Jimi Hendrix & Harlem: September 5th, 1969 at the Harlem Street Fair

Any discussion of Jimi Hendrix’s views on ‘big’ topics has to be prefaced with a reminder of his age. Every comment he ever made came before the age of 27, and for anyone that young it would be a daunting thought that their views – which naturally change and adapt with time and knowledge -would be preserved forever in black and white. That is what we are dealing with here; the views of a young musician who, by sole virtue of his ethnic background, was asked questions difficult enough for academics of the day to devote hundreds of pages to answering. Jimi was expected to answer off-the-cuff, and given his affable demeanour in interviews, he often would. His views on race and racism, which at times seem to differ wildly, are simply a reflection of this method of extraction. We will see, through the course of this short study, that his views on music and race changed and matured as he aged. As we all know, he was taken from us before he had the chance to share all he had with the world.
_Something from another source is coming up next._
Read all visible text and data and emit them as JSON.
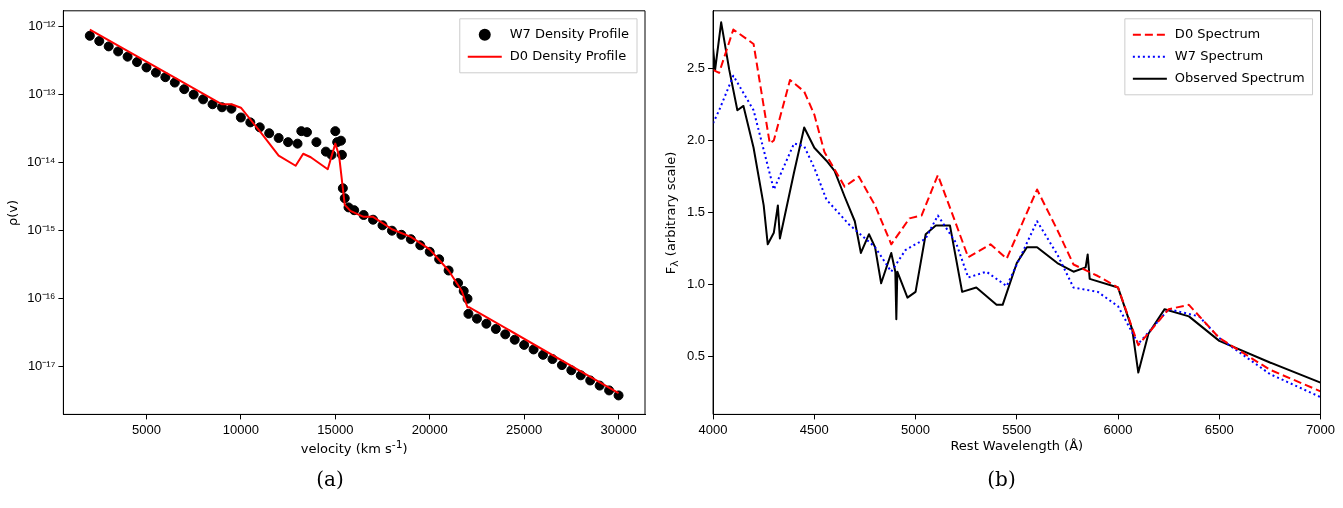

What this piece concerns specifically is his performance on September 5th, 1969 at the Harlem Street Fair. It was an important social statement for New York’s black community, seen as a counterpoint to the predominantly white Woodstock festival, for which of course Jimi was also in attendance. I will try and trace Jimi’s connection to this neighbourhood, what his reasons for choosing to perform at this free gig might have been, and what the performance possibly represented. Of course these conclusions are all my own, and are, sadly, impossible to prove – but I do hope that I do justice to the great man.